In closing, allow me to briefly recap yesterday's sad spectacle here in the House.

The Minister of Finance generously helped himself to the employment insurance fund surplus to finance newly announced measures instead of giving workers a real break on employment insurance premiums. This government could also have given employers a break on premiums. Everyone is tired of paying more than is needed to the employment insurance fund.

Environmental groups felt abandoned; meanwhile, everyone is concerned about pollution related problems. The government seems to be ignoring the fact that each year, 16,000 people die because of poor air quality. It is far from achieving what the Bloc Quebecois asked for in order to make good on the Kyoto agreement, with the exception of wind energy.

In keeping with his practice of sprinkling investments over various areas, the Minister of Finance brought down a budget as a matter of form and to please our American neighbours. It is as if his intent was to reassure the Americans, who wanted increased security for the continent.
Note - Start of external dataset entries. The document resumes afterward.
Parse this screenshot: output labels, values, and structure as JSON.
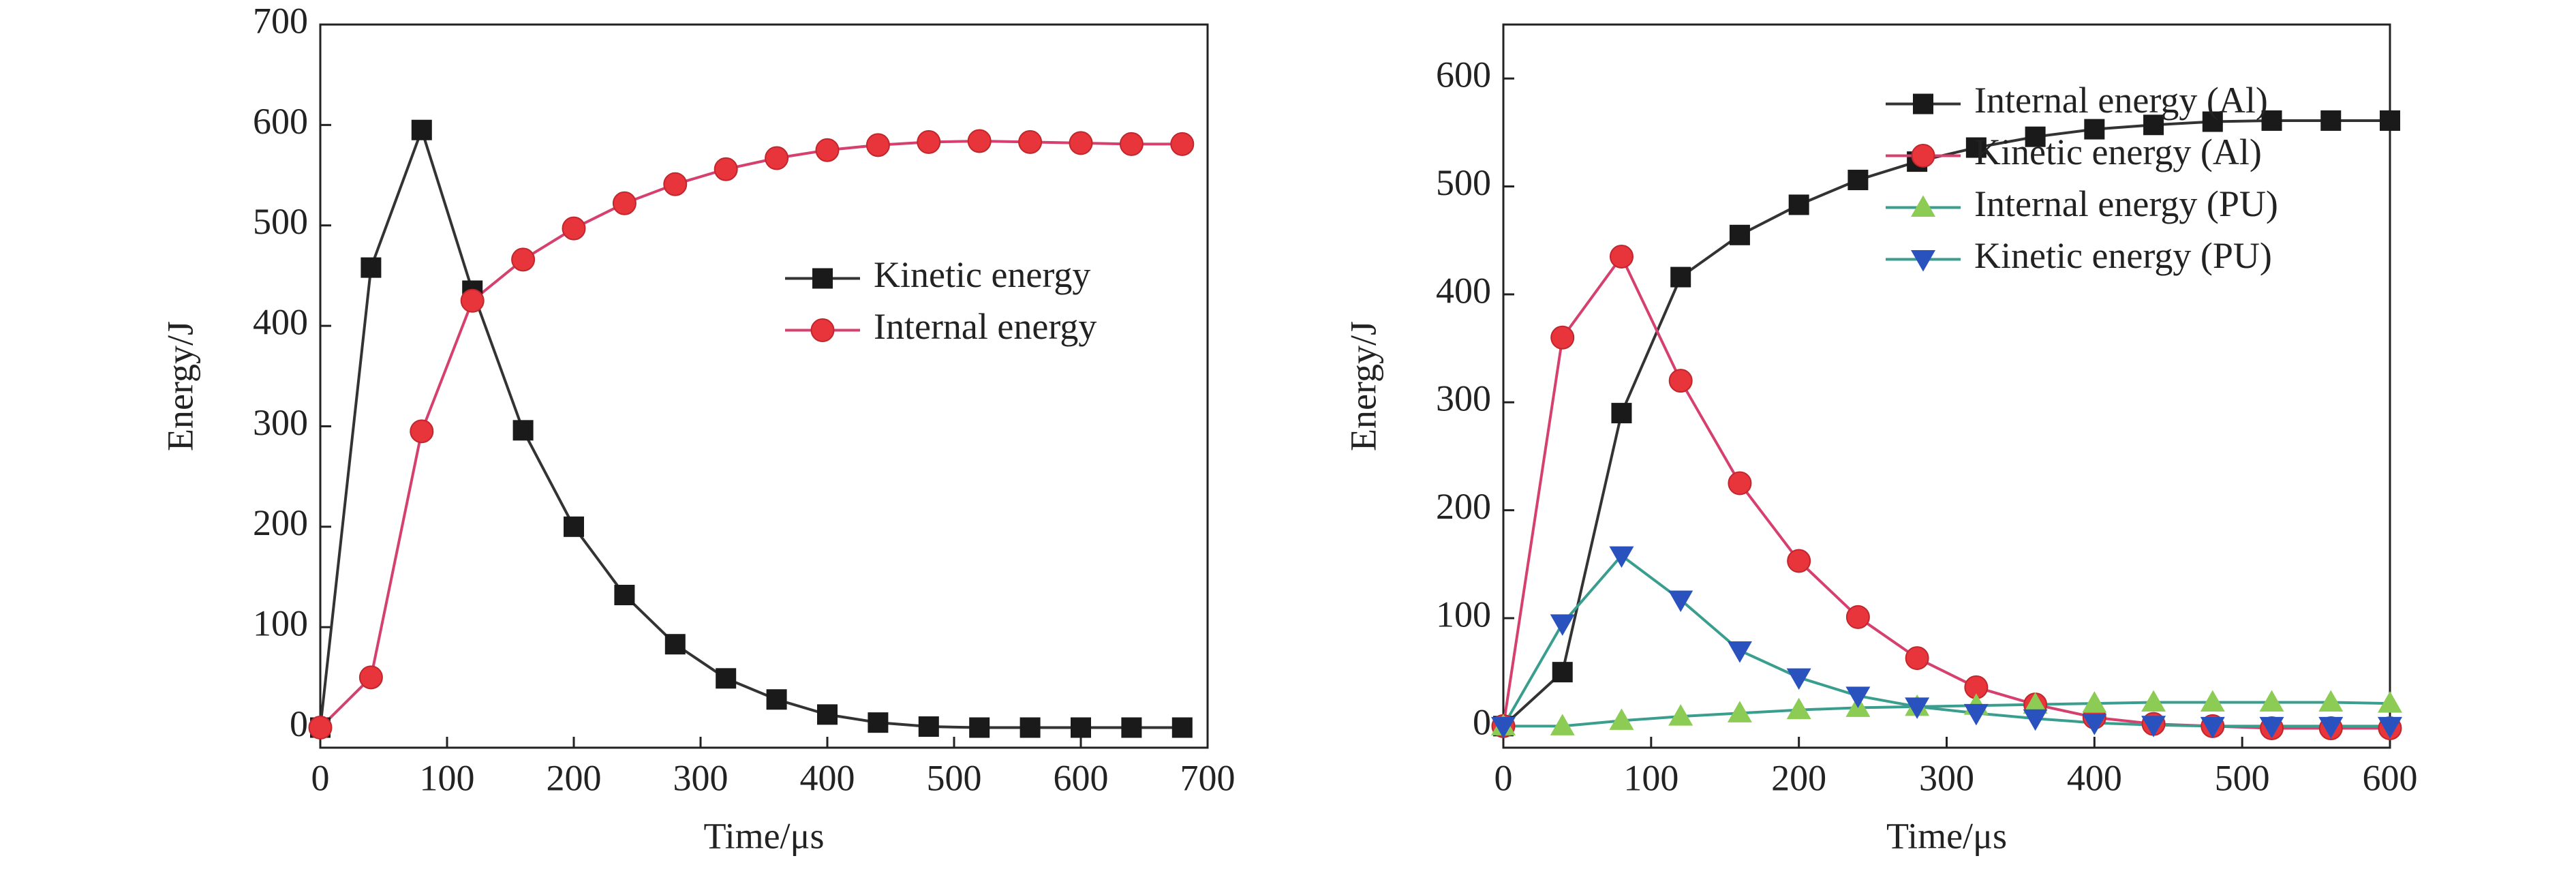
{
  "chart_data": [
    {
      "type": "line",
      "x_label": "Time/μs",
      "y_label": "Energy/J",
      "x": [
        0,
        40,
        80,
        120,
        160,
        200,
        240,
        280,
        320,
        360,
        400,
        440,
        480,
        520,
        560,
        600,
        640,
        680
      ],
      "xlim": [
        0,
        700
      ],
      "xticks": [
        0,
        100,
        200,
        300,
        400,
        500,
        600,
        700
      ],
      "ylim": [
        -20,
        700
      ],
      "yticks": [
        0,
        100,
        200,
        300,
        400,
        500,
        600,
        700
      ],
      "legend": "center right",
      "series": [
        {
          "name": "Kinetic energy",
          "color": "#1a1a1a",
          "line_color": "#333333",
          "marker": "square",
          "values": [
            0,
            458,
            595,
            435,
            296,
            200,
            132,
            83,
            49,
            28,
            13,
            5,
            1,
            0,
            0,
            0,
            0,
            0
          ]
        },
        {
          "name": "Internal energy",
          "color": "#e8343b",
          "line_color": "#d6406e",
          "marker": "circle",
          "values": [
            0,
            50,
            295,
            425,
            466,
            497,
            522,
            541,
            556,
            567,
            575,
            580,
            583,
            584,
            583,
            582,
            581,
            581
          ]
        }
      ]
    },
    {
      "type": "line",
      "x_label": "Time/μs",
      "y_label": "Energy/J",
      "x": [
        0,
        40,
        80,
        120,
        160,
        200,
        240,
        280,
        320,
        360,
        400,
        440,
        480,
        520,
        560,
        600
      ],
      "xlim": [
        0,
        600
      ],
      "xticks": [
        0,
        100,
        200,
        300,
        400,
        500,
        600
      ],
      "ylim": [
        -20,
        650
      ],
      "yticks": [
        0,
        100,
        200,
        300,
        400,
        500,
        600
      ],
      "legend": "center right",
      "series": [
        {
          "name": "Internal energy (Al)",
          "color": "#1a1a1a",
          "line_color": "#333333",
          "marker": "square",
          "values": [
            0,
            50,
            290,
            416,
            455,
            483,
            506,
            523,
            536,
            546,
            553,
            557,
            560,
            561,
            561,
            561
          ]
        },
        {
          "name": "Kinetic energy (Al)",
          "color": "#e8343b",
          "line_color": "#d6406e",
          "marker": "circle",
          "values": [
            0,
            360,
            435,
            320,
            225,
            153,
            101,
            63,
            36,
            20,
            8,
            2,
            0,
            -2,
            -2,
            -2
          ]
        },
        {
          "name": "Internal energy (PU)",
          "color": "#8dcc54",
          "line_color": "#3a9e8f",
          "marker": "triangle-up",
          "values": [
            0,
            0,
            5,
            9,
            12,
            15,
            17,
            18,
            19,
            20,
            21,
            22,
            22,
            22,
            22,
            21
          ]
        },
        {
          "name": "Kinetic energy (PU)",
          "color": "#2a52be",
          "line_color": "#3a9e8f",
          "marker": "triangle-down",
          "values": [
            0,
            95,
            158,
            117,
            70,
            45,
            28,
            18,
            12,
            7,
            3,
            1,
            0,
            0,
            0,
            0
          ]
        }
      ]
    }
  ]
}
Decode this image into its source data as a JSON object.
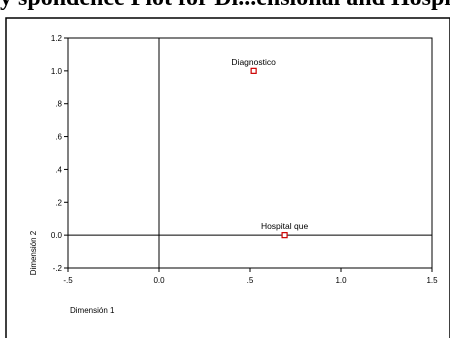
{
  "page_header_fragment": "y spondence Plot for Di...ensional and Hospital que",
  "chart_data": {
    "type": "scatter",
    "title": "",
    "xlabel": "Dimensión 1",
    "ylabel": "Dimensión 2",
    "xlim": [
      -0.5,
      1.5
    ],
    "ylim": [
      -0.2,
      1.2
    ],
    "xticks": [
      -0.5,
      0.0,
      0.5,
      1.0,
      1.5
    ],
    "xtick_labels": [
      "-.5",
      "0.0",
      ".5",
      "1.0",
      "1.5"
    ],
    "yticks": [
      -0.2,
      0.0,
      0.2,
      0.4,
      0.6,
      0.8,
      1.0,
      1.2
    ],
    "ytick_labels": [
      "-.2",
      "0.0",
      ".2",
      ".4",
      ".6",
      ".8",
      "1.0",
      "1.2"
    ],
    "reference_lines": {
      "x": 0,
      "y": 0
    },
    "grid": false,
    "marker_color": "#cc0000",
    "points": [
      {
        "label": "Diagnostico",
        "x": 0.52,
        "y": 1.0
      },
      {
        "label": "Hospital que",
        "x": 0.69,
        "y": 0.0
      }
    ]
  }
}
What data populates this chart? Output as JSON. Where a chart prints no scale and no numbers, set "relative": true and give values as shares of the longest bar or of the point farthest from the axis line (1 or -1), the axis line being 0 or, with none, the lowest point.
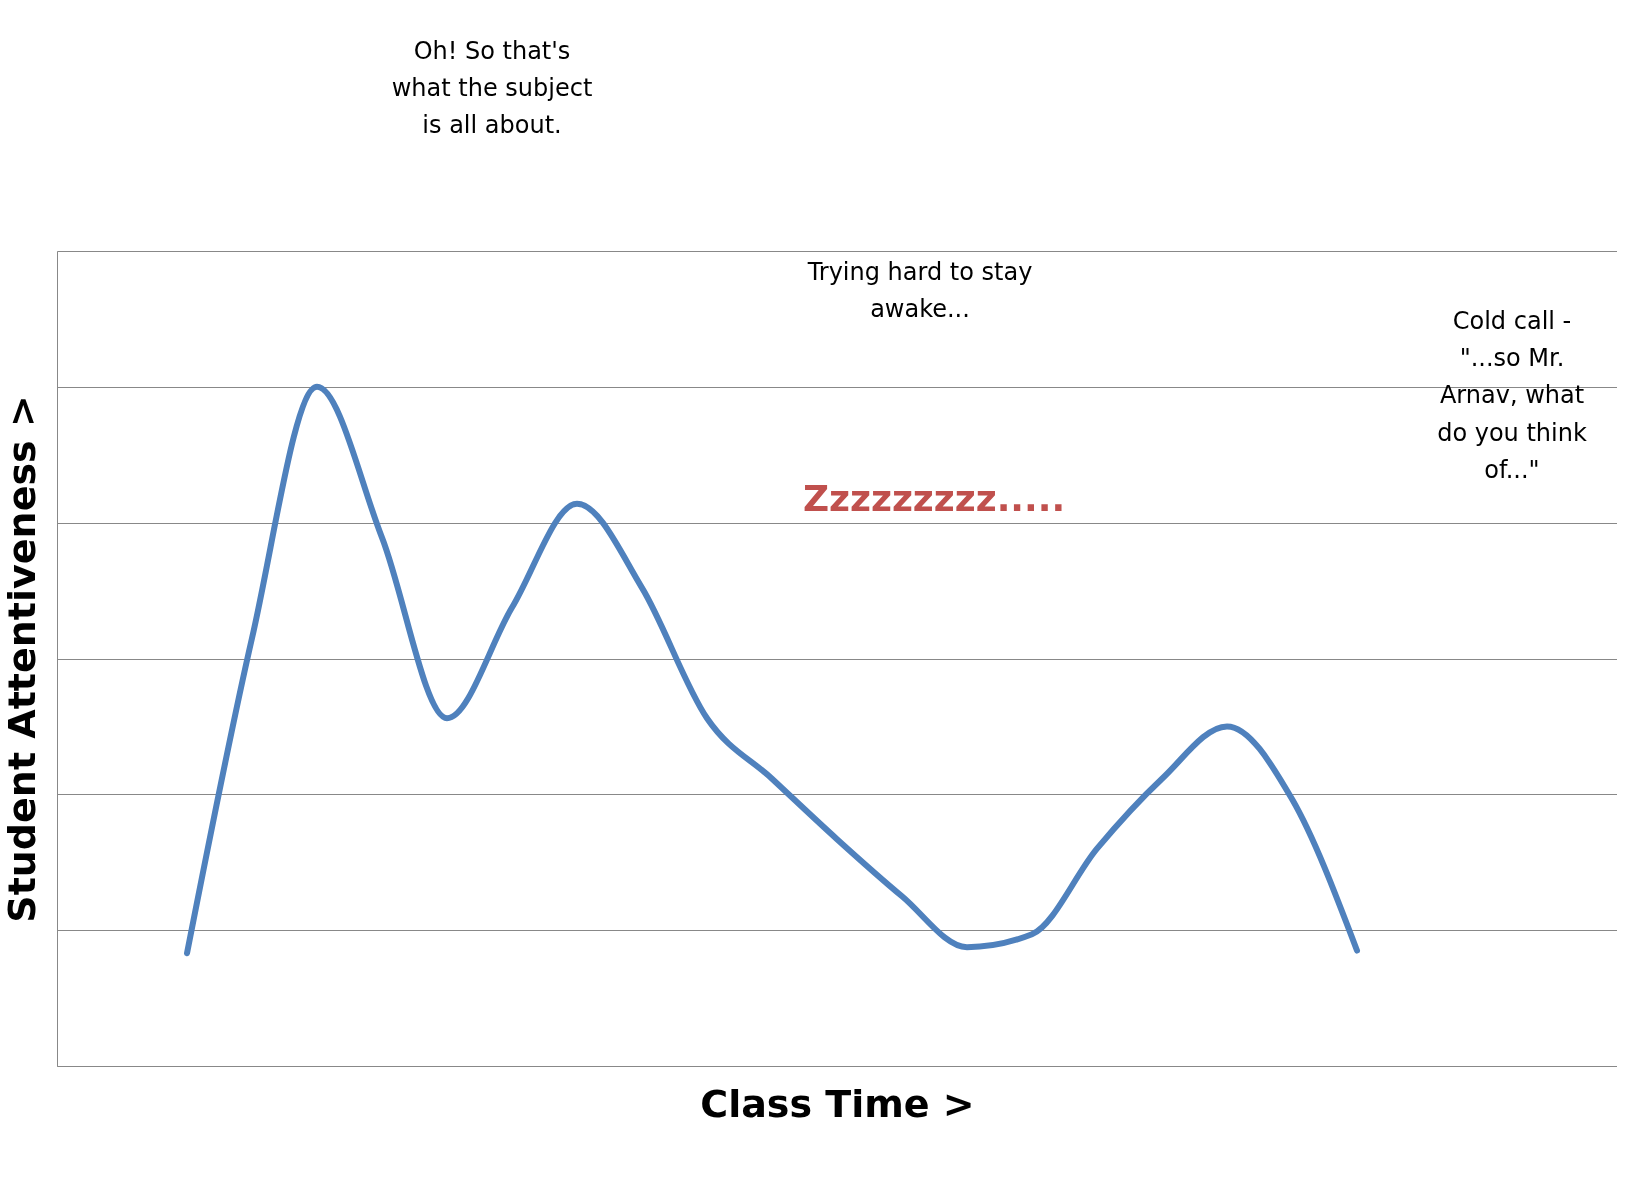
{
  "chart_data": {
    "type": "line",
    "relative": true,
    "xlabel": "Class Time          >",
    "ylabel": "Student Attentiveness          >",
    "categories": [
      null,
      null,
      null,
      null,
      null,
      null,
      null,
      null,
      null,
      null,
      null,
      null,
      null,
      null,
      null,
      null,
      null,
      null,
      null,
      null,
      null,
      null,
      null,
      null,
      null
    ],
    "series": [
      {
        "color": "#4f81bd",
        "values": [
          null,
          null,
          0.166,
          0.63,
          1,
          0.778,
          0.512,
          0.675,
          0.828,
          0.704,
          0.512,
          0.423,
          0.334,
          0.25,
          0.175,
          0.194,
          0.32,
          0.423,
          0.5,
          0.393,
          0.17,
          null,
          null,
          null,
          null
        ]
      }
    ],
    "annotations": [
      "Oh! So that's\nwhat the subject\nis all about.",
      "Trying hard to stay\nawake...",
      "Cold call -\n\"...so Mr.\nArnav, what\ndo you think\nof...\"",
      "Zzzzzzzzz....."
    ],
    "grid": "y",
    "marker": "none",
    "line_style": "solid"
  }
}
The minister could have done a lot more for the provinces. From taxes on tobacco alone, he will take in an additional $400 million in 2002. He could have worked with the provinces to prevent their having deficits and support their initiatives to stimulate the economy quickly pending the economic recovery.

As is his wont, the Minister of Finance is considerably underestimating the budget surplus and withdrawing $13 billion from public debate.

He is not giving even a cent to health care and education and is leaving the provinces to struggle with funding for these priorities, including those of Quebecers.

As the time allotted me is going quickly, I will conclude by saying that, apart from providing investment to strengthen security measures and defence, the Minister of Finance's budget is timid. It lacks vigour and vision. It contains nothing of note for the economy. It does not even offer a cent to the middle class. It is a failure.